Dana Thornton faces a court hearing in Morristown next week at which attorney Richard Roberts will seek to have the indictment thrown out.
The Morris County Prosecutor's Office indicted Thornton last year on one count of fourth-degree identity theft, a crime punishable by a maximum of 18 months in jail if she is convicted at trial.
Thornton, of Belleville, could not be reached by phone Wednesday, but Roberts said the law and Thornton's actions don't mesh.
"The statute as it exists really is aimed at people who actually go into a store with a phony credit card, for instance, and use that number and assume that name while committing a crime," he said. "When you're talking about things that get put on the Internet you're getting into free speech."
Authorities allege Thornton created the Facebook page as if it was made by her former boyfriend, Parsippany police detective Michael Lasalandra, and made disparaging comments purportedly from him. Lasalandra didn't return a phone message seeking comment Wednesday.

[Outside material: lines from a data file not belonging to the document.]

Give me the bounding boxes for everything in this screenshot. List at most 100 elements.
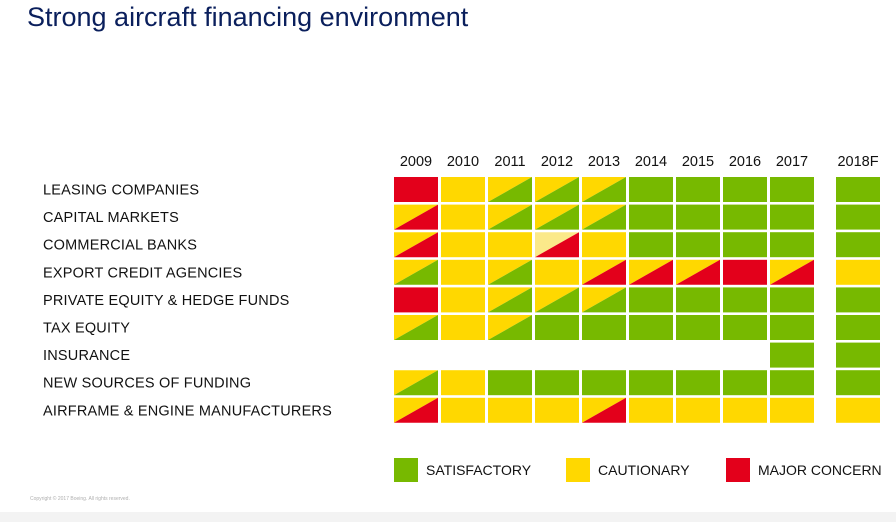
matrix-cell — [441, 370, 485, 396]
matrix-cell — [535, 287, 579, 313]
year-label: 2011 — [494, 154, 525, 170]
row-label: EXPORT CREDIT AGENCIES — [43, 265, 242, 281]
legend-label: SATISFACTORY — [426, 462, 532, 478]
matrix-cell — [394, 370, 438, 396]
footer-band — [0, 512, 896, 522]
matrix-cell — [723, 177, 767, 202]
matrix-cell — [836, 232, 880, 258]
matrix-cell — [441, 259, 485, 285]
matrix-cell — [441, 177, 485, 202]
matrix-cell — [535, 232, 579, 258]
matrix-cell — [770, 259, 814, 285]
matrix-cell — [582, 397, 626, 423]
row-label: COMMERCIAL BANKS — [43, 238, 197, 254]
matrix-cell — [629, 177, 673, 202]
matrix-cell — [394, 232, 438, 258]
row-label: NEW SOURCES OF FUNDING — [43, 376, 251, 392]
legend: SATISFACTORY CAUTIONARY MAJOR CONCERN — [394, 458, 882, 482]
year-label: 2010 — [447, 154, 479, 170]
matrix-cell — [723, 204, 767, 230]
matrix-cell — [770, 287, 814, 313]
matrix-cell — [770, 397, 814, 423]
matrix-cell — [836, 204, 880, 230]
matrix-cell — [488, 315, 532, 340]
year-label: 2017 — [776, 154, 808, 170]
matrix-cell — [770, 204, 814, 230]
matrix-cell — [723, 397, 767, 423]
matrix-cell — [535, 315, 579, 340]
matrix-cell — [394, 315, 438, 340]
legend-label: CAUTIONARY — [598, 462, 690, 478]
row-labels: LEASING COMPANIES CAPITAL MARKETS COMMERCI… — [43, 183, 332, 420]
matrix-cell — [676, 370, 720, 396]
matrix-cell — [582, 204, 626, 230]
matrix-cell — [582, 315, 626, 340]
matrix-cell — [723, 287, 767, 313]
year-label: 2014 — [635, 154, 667, 170]
matrix-cell — [770, 177, 814, 202]
matrix-cell — [629, 259, 673, 285]
legend-swatch — [394, 458, 418, 482]
matrix-cell — [441, 204, 485, 230]
matrix-cell — [441, 397, 485, 423]
matrix-cell — [488, 259, 532, 285]
matrix-cell — [723, 315, 767, 340]
matrix-cell — [394, 397, 438, 423]
matrix-cell — [535, 397, 579, 423]
matrix-cell — [535, 259, 579, 285]
matrix-cell — [629, 204, 673, 230]
matrix-cell — [488, 287, 532, 313]
matrix-cell — [723, 232, 767, 258]
matrix-cell — [723, 259, 767, 285]
matrix-cell — [488, 177, 532, 202]
matrix-cell — [394, 177, 438, 202]
matrix-cell — [836, 177, 880, 202]
row-label: LEASING COMPANIES — [43, 183, 199, 199]
row-label: AIRFRAME & ENGINE MANUFACTURERS — [43, 403, 332, 419]
row-label: INSURANCE — [43, 348, 130, 364]
year-label: 2012 — [541, 154, 573, 170]
matrix-cell — [629, 287, 673, 313]
matrix-cell — [488, 397, 532, 423]
matrix-cell — [582, 259, 626, 285]
matrix-cell — [836, 342, 880, 368]
row-label: CAPITAL MARKETS — [43, 210, 179, 226]
matrix-cell — [836, 370, 880, 396]
matrix-cell — [676, 177, 720, 202]
year-label: 2016 — [729, 154, 761, 170]
matrix-cell — [770, 370, 814, 396]
matrix-cell — [394, 204, 438, 230]
matrix-cell — [676, 315, 720, 340]
matrix-cell — [582, 177, 626, 202]
year-label: 2009 — [400, 154, 432, 170]
matrix-cell — [441, 287, 485, 313]
matrix-cell — [488, 370, 532, 396]
matrix-cell — [836, 315, 880, 340]
row-label: PRIVATE EQUITY & HEDGE FUNDS — [43, 293, 290, 309]
matrix-cells — [394, 177, 880, 423]
matrix-cell — [582, 232, 626, 258]
matrix-cell — [488, 204, 532, 230]
matrix-cell — [535, 370, 579, 396]
page-title: Strong aircraft financing environment — [27, 2, 469, 32]
matrix-cell — [676, 204, 720, 230]
matrix-cell — [441, 232, 485, 258]
year-label: 2018F — [837, 154, 878, 170]
matrix-cell — [582, 287, 626, 313]
matrix-cell — [836, 397, 880, 423]
matrix-cell — [723, 370, 767, 396]
copyright-notice: Copyright © 2017 Boeing. All rights rese… — [30, 496, 130, 502]
matrix-cell — [394, 259, 438, 285]
matrix-cell — [582, 370, 626, 396]
year-labels: 2009 2010 2011 2012 2013 2014 2015 2016 2017 2018… — [400, 154, 879, 170]
row-label: TAX EQUITY — [43, 321, 130, 337]
year-label: 2013 — [588, 154, 620, 170]
matrix-cell — [629, 232, 673, 258]
year-label: 2015 — [682, 154, 714, 170]
legend-swatch — [566, 458, 590, 482]
matrix-cell — [441, 315, 485, 340]
legend-swatch — [726, 458, 750, 482]
matrix-cell — [676, 287, 720, 313]
matrix-cell — [836, 287, 880, 313]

The statute says a person is guilty of identity theft if he or she "impersonates another or assumes a false identity and does an act in such assumed character or false identity for the purpose of obtaining a benefit for himself or another or to injure or defraud another."
The Morris County Prosecutor's Office declined to comment on the case.
Jeffrey Pollock, an attorney who recently argued a case before the state Supreme Court that focused on whether bloggers have the same protections as journalists, said the case could break new ground in identity theft law.
He added that Lasalandra might have a strong civil claim for defamation.
"It's an unusual claim because the statements are not being made about him, but indirectly he's being made liable and that impairs his reputation," he said. "It's putting a false statement in writing that reflects on the morality of the person you're talking about."
Roberts said New York recently amended its identity theft statute to make it a crime to impersonate someone by electronic means, but that New Jersey has yet to do so.
"The legislative history of our statute makes no mention of electronic means," he said. "The statute doesn't fit the crime, which we don't even admit was a crime."